Location
- 185 Branch Road Thomaston, Connecticut 06787 United States
- Coordinates: 41°39′33″N 73°05′45″W﻿ / ﻿41.6591°N 73.0958°W

Information
- Type: High school
- Motto: "Live to learn, learn to live"
- CEEB code: 070775
- Principal: Cristina Kingsbury
- Faculty: 30
- Grades: 7-12
- Enrollment: 295 (2023-2024)
- Colors: Gold and brown
- Athletics conference: Berkshire League
- Mascot: The Golden Bear
- Yearbook: The Owl
- Website: ths.thomastonschools.org

= Thomaston High School =

Thomaston High School is a public school for grades 7 through 12 in Thomaston, Connecticut. The school has an enrollment of about 350 students.

==Athletics==

===Accomplishments===

The Thomaston High School boys' cross country team has won the Berkshire League Title 8 times (1972, 1973, 2000, 2004, 2005, 2006, 2007, and 2008). They have won Connecticut Class S State Championship title 5 times (1973, 2000, 2005, 2006, 2007). The team has recorded wins at multiple state invitationals such as the Windham, Coginchaug, and Nonnewaug invites while going undefeated several seasons. The team has also accomplished a new Berkshire League Record with 59 straight wins.
The girls' cross country team has recorded multiple 10–0 seasons, with their latest in 2011. The girls' team has begun having its own success in the Berkshire League, winning five straight league titles (2007, 2008, 2009, 2010, and 2011). In 2010, they won their first Class S State Championship and, at the State Open a week later, qualified for the New England Championship in Thetford, Vermont, where they completed their season with an 8th-place finish. The girls' team repeated this feat in 2011, winning the Class S State Championship over Immaculate High School while simultaneously qualifying for the New England Championship in North Scituate, Rhode Island, where they finished 13th.

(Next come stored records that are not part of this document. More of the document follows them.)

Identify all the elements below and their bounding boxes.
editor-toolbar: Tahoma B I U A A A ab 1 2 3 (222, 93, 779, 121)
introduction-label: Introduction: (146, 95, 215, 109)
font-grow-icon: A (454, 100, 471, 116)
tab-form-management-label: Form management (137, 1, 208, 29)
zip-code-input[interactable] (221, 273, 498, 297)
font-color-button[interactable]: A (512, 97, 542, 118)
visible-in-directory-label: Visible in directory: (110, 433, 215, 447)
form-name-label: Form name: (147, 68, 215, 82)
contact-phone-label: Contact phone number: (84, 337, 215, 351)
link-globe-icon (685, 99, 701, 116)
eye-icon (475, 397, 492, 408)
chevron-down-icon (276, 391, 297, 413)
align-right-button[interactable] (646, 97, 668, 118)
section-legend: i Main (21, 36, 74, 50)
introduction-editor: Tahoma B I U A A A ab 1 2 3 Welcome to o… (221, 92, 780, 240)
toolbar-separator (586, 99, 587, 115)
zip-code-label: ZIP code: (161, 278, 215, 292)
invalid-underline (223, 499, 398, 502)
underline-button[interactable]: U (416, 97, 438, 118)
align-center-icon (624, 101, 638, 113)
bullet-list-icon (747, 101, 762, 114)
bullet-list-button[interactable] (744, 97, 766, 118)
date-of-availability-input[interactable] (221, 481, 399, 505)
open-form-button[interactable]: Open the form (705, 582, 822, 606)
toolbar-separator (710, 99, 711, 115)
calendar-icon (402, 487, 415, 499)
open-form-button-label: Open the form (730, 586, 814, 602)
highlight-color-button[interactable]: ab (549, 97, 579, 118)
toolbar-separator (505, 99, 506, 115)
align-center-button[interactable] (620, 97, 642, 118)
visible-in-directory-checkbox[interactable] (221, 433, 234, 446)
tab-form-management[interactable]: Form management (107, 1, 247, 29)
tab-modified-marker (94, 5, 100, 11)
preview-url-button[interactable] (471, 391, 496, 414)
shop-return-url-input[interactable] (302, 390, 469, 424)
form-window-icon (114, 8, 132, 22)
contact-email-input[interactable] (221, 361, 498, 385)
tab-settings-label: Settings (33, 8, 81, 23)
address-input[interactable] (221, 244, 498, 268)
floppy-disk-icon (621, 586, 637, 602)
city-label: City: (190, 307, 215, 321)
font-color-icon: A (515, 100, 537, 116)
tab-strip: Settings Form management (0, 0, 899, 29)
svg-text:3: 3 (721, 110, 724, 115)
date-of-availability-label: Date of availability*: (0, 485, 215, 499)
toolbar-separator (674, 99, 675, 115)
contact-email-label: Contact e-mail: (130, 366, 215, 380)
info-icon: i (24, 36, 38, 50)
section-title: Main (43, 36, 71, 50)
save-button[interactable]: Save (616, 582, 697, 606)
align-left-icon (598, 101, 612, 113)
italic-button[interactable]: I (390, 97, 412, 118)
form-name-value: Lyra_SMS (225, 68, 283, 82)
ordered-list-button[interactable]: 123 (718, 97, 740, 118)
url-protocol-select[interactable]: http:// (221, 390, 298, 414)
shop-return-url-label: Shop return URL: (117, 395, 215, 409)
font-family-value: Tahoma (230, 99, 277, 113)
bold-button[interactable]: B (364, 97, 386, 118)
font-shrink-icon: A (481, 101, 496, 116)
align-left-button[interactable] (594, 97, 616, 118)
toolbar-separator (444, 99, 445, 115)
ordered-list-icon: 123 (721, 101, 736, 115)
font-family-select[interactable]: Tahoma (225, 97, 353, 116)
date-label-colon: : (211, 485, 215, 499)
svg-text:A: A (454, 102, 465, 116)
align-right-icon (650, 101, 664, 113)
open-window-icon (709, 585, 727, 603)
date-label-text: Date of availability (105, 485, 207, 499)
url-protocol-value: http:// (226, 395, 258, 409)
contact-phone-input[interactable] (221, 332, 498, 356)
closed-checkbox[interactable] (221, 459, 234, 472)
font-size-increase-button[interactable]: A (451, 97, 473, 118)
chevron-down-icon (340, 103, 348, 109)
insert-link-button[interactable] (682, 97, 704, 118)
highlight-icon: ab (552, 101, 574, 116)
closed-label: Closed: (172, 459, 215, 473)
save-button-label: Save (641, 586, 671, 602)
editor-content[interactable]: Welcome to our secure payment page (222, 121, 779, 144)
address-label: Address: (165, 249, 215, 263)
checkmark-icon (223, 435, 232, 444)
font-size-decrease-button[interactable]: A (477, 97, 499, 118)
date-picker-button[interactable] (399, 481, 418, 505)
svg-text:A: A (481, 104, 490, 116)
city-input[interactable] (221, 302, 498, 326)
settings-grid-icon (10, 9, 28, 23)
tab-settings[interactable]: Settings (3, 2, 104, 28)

Wins in CIAC State Championships
| Sport | Class | Year(s) |
|---|---|---|
| Baseball | S | 2008 |
| Basketball (boys) | S | 1962, 1990, 1991 |
| Basketball (girls) | S | 1993, 2014, 2015, 2022 |
| Cross country (boys) | S | 1973, 2000, 2005, 2006, 2007, 2025 |
| Cross country (girls) | S | 2010, 2011, 2019 |
| Field hockey | S | 2015 |
| Softball | S | 2014 |

==Controversy==
The school was in the news in 1998 when it expelled a student caught smoking marijuana off school grounds. The case raised issues concerning the extent that schools can police students' lives. The expulsion was appealed to Connecticut State Supreme Court, which ruled that students could be expelled if their off site behavior "markedly interrupts or severely impedes the day-to-day operation of the school." The student was reinstated and filed a lawsuit against Thomaston after graduation.